A return to moderate growth

Inevitably, the market in 2022 will soften compared to this year, as the stimulus to demand from the stamp duty holiday will no longer be a factor boosting house purchase. However, other Covid-19-triggered behavioural changes, most significantly the renaissance in homemover numbers following a decade of stagnation, are likely to provide continued impetus, compared to the broadly flat trend seen in the last few years immediately before the pandemic.

As we discuss in our Q3 Household Finance Review, homemover activity has been reinvigorated, after a decade of stagnation, by changing attitudes to working from home.  Initially to facilitate business continuity through the pandemic, remote working is now embedded in many businesses’ longer-term policies. The lack of a daily commute for many existing homeowners who were previously constrained by relatively low levels of equity with which to “staircase up” the housing ladder within the city where they work means they can now do so in a different location where their existing equity will go further.

Meanwhile, refinancing activity will pick up modestly next year but accelerate somewhat in 2023, as higher volumes of fixed rate deals, including five-year deals taken out in 2017, are set to end and the loans become eligible for refinancing.

Reflecting these patterns, gross lending overall will peak this year at £326bn and then fall back to £280 bn in 2022 (Chart 1).

Chart 1: Gross mortgage lending, £ billions

Mortgage market forecast blog chart 1

Source: Bank of England, UK Finance forecasts

As with last year, the economic and societal impacts of Covid-19 add a considerable degree of uncertainty to forecasts.
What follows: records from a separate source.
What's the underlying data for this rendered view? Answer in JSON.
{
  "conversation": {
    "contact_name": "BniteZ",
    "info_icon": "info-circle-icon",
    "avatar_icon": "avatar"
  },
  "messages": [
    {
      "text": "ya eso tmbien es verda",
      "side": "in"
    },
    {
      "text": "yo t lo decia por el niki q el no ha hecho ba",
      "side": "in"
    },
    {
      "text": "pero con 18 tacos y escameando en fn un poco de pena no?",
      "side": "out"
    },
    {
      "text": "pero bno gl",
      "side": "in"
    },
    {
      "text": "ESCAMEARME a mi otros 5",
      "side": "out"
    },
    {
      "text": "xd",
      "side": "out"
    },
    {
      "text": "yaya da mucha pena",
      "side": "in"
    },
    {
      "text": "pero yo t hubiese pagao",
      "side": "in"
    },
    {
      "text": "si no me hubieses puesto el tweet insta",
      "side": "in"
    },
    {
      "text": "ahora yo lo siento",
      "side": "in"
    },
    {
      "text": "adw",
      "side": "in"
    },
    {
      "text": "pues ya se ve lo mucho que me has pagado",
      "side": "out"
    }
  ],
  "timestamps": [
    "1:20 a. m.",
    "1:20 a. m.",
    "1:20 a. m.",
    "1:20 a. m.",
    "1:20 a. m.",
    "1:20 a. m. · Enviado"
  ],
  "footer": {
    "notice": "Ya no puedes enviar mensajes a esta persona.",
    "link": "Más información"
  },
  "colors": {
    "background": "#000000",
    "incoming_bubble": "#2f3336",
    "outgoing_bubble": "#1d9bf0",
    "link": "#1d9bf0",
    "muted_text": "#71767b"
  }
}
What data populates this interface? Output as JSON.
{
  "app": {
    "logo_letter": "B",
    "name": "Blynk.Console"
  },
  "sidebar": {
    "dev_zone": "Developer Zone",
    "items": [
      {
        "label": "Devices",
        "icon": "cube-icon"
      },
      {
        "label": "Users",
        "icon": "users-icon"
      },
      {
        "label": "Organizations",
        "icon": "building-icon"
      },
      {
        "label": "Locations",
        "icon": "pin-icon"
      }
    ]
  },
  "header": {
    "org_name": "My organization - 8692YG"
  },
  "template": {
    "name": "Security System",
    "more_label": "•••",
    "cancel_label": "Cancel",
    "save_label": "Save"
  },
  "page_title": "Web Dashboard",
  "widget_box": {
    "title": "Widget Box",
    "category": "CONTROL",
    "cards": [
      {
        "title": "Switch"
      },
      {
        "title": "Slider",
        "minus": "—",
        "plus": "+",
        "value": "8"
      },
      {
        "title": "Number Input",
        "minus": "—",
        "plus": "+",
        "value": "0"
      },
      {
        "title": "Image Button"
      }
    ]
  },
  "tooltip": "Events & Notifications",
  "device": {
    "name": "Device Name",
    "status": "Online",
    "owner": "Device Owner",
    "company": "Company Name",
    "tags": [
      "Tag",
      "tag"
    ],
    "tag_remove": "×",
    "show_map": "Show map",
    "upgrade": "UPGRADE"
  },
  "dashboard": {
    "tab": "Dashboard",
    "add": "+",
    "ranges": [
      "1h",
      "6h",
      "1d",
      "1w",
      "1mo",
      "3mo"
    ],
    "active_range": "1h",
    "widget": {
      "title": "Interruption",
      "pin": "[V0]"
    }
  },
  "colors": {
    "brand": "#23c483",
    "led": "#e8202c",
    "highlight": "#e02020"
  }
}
In particular, there are downside risks - firstly from the labour market as the full unemployment picture following the end of the furlough scheme has yet to become fully clear. Additionally, rising inflation will put a squeeze on real incomes next year, and this will bear down on affordability as measured in income-expenditure assessments for mortgage applications.

Pressures on ongoing affordability will see arrears increase modestly

The same factors will place upwards pressure on ongoing mortgage affordability. However, a much-improved labour market outlook, compared to this time last year, means arrears are expected to rise only modestly, peaking at just over 100,000 cases in 2022 (Chart 2).
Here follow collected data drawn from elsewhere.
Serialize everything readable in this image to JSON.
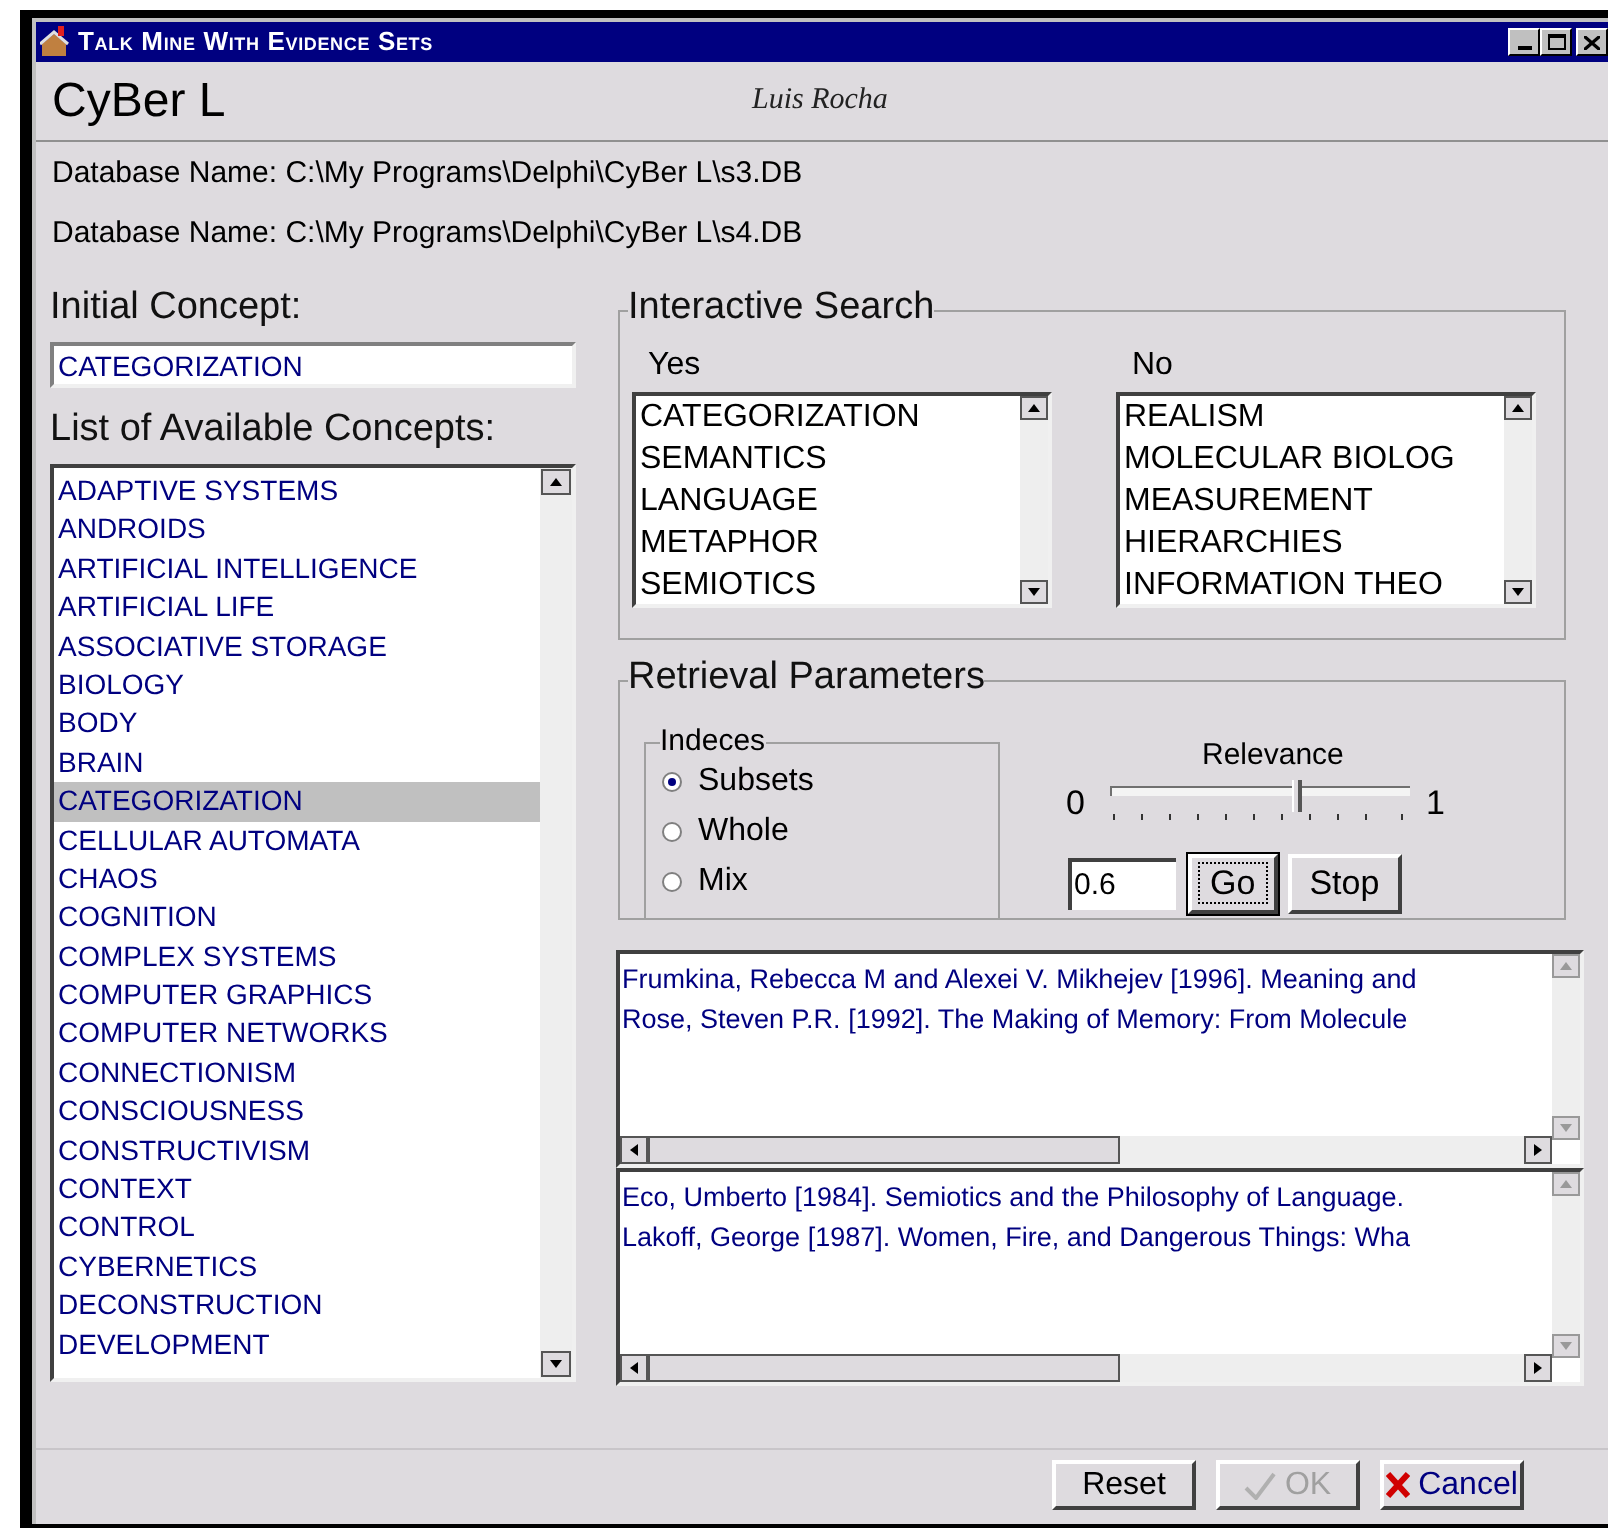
{
  "window": {
    "title": "Talk Mine With Evidence Sets"
  },
  "header": {
    "app_name": "CyBer L",
    "author": "Luis Rocha"
  },
  "databases": [
    "Database Name: C:\\My Programs\\Delphi\\CyBer L\\s3.DB",
    "Database Name: C:\\My Programs\\Delphi\\CyBer L\\s4.DB"
  ],
  "initial_concept": {
    "label": "Initial Concept:",
    "value": "CATEGORIZATION"
  },
  "concepts": {
    "label": "List of Available Concepts:",
    "items": [
      {
        "text": "ADAPTIVE SYSTEMS",
        "selected": false
      },
      {
        "text": "ANDROIDS",
        "selected": false
      },
      {
        "text": "ARTIFICIAL INTELLIGENCE",
        "selected": false
      },
      {
        "text": "ARTIFICIAL LIFE",
        "selected": false
      },
      {
        "text": "ASSOCIATIVE STORAGE",
        "selected": false
      },
      {
        "text": "BIOLOGY",
        "selected": false
      },
      {
        "text": "BODY",
        "selected": false
      },
      {
        "text": "BRAIN",
        "selected": false
      },
      {
        "text": "CATEGORIZATION",
        "selected": true
      },
      {
        "text": "CELLULAR AUTOMATA",
        "selected": false
      },
      {
        "text": "CHAOS",
        "selected": false
      },
      {
        "text": "COGNITION",
        "selected": false
      },
      {
        "text": "COMPLEX SYSTEMS",
        "selected": false
      },
      {
        "text": "COMPUTER GRAPHICS",
        "selected": false
      },
      {
        "text": "COMPUTER NETWORKS",
        "selected": false
      },
      {
        "text": "CONNECTIONISM",
        "selected": false
      },
      {
        "text": "CONSCIOUSNESS",
        "selected": false
      },
      {
        "text": "CONSTRUCTIVISM",
        "selected": false
      },
      {
        "text": "CONTEXT",
        "selected": false
      },
      {
        "text": "CONTROL",
        "selected": false
      },
      {
        "text": "CYBERNETICS",
        "selected": false
      },
      {
        "text": "DECONSTRUCTION",
        "selected": false
      },
      {
        "text": "DEVELOPMENT",
        "selected": false
      }
    ]
  },
  "interactive_search": {
    "title": "Interactive Search",
    "yes": {
      "label": "Yes",
      "items": [
        "CATEGORIZATION",
        "SEMANTICS",
        "LANGUAGE",
        "METAPHOR",
        "SEMIOTICS"
      ]
    },
    "no": {
      "label": "No",
      "items": [
        "REALISM",
        "MOLECULAR BIOLOG",
        "MEASUREMENT",
        "HIERARCHIES",
        "INFORMATION THEO"
      ]
    }
  },
  "retrieval": {
    "title": "Retrieval Parameters",
    "indeces": {
      "title": "Indeces",
      "options": [
        {
          "label": "Subsets",
          "selected": true
        },
        {
          "label": "Whole",
          "selected": false
        },
        {
          "label": "Mix",
          "selected": false
        }
      ]
    },
    "relevance": {
      "label": "Relevance",
      "min": "0",
      "max": "1",
      "level": 0.63,
      "value": "0.6"
    },
    "buttons": [
      {
        "label": "Go",
        "focused": true
      },
      {
        "label": "Stop",
        "focused": false
      }
    ]
  },
  "results": [
    [
      "Frumkina, Rebecca M and Alexei V. Mikhejev [1996]. Meaning and",
      "Rose, Steven P.R. [1992]. The Making of Memory: From Molecule"
    ],
    [
      "Eco, Umberto [1984]. Semiotics and the Philosophy of Language.",
      "Lakoff, George [1987]. Women, Fire, and Dangerous Things: Wha"
    ]
  ],
  "dialog_buttons": [
    {
      "kind": "reset",
      "label": "Reset",
      "disabled": false
    },
    {
      "kind": "ok",
      "label": "OK",
      "disabled": true
    },
    {
      "kind": "cancel",
      "label": "Cancel",
      "disabled": false
    }
  ]
}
Chart 2: 1st charge mortgages in arrears1

Mortgage market forecast blog chart 2

Source: UK Finance

Notes: 1. Arrears measured as those representing more than 2.5 per cent of outstanding mortgage balance

At the same time, possessions activity will increase gradually through 2022, as lenders work within the constrained capacity of the court system to clear a backlog of cases which were already in train before the pandemic but were delayed due to the moratorium, and now need to take place. However, we do not expect to see any material number of possessions arising from Covid-19-related payment problems until 2023 at the earliest (Chart 3).
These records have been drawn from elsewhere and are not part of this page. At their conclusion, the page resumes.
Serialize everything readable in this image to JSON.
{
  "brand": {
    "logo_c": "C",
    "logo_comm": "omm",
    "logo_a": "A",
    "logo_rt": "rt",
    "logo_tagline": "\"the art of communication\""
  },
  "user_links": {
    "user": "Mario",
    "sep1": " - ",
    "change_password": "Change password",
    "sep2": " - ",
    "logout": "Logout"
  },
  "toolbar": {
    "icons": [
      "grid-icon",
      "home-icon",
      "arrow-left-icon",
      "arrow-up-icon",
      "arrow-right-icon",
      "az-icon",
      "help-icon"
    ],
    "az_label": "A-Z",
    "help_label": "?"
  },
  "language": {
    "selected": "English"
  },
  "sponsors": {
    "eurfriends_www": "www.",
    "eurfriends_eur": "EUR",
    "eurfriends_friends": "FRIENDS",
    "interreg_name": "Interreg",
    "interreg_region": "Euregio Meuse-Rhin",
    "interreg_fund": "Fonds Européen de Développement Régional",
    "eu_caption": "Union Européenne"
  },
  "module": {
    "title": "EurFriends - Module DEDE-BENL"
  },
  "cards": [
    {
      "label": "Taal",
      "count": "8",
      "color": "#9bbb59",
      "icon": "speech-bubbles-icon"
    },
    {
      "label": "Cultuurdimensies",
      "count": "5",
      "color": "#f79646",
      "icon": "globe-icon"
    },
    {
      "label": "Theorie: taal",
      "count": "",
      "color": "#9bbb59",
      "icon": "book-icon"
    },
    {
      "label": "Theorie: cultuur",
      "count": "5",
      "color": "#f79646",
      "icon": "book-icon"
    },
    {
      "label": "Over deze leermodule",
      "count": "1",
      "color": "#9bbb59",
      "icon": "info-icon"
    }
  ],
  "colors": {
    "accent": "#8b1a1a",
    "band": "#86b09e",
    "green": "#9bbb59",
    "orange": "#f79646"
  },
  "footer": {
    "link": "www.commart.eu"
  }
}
Chart 3: 1st charge mortgage possessions

Mortgage market forecast blog chart 3

Source: UK Finance

Cautious optimism, but risks remain

Overall, the outlook for the housing and mortgage markets over the next two years is for a return to more stable, balanced growth following the upheavals of the last two years. Whilst risks remain, both to new lending and ongoing affordability, the market looks to be emerging from the pandemic in a better place than previously anticipated, supported by a much-improved wider economic outlook.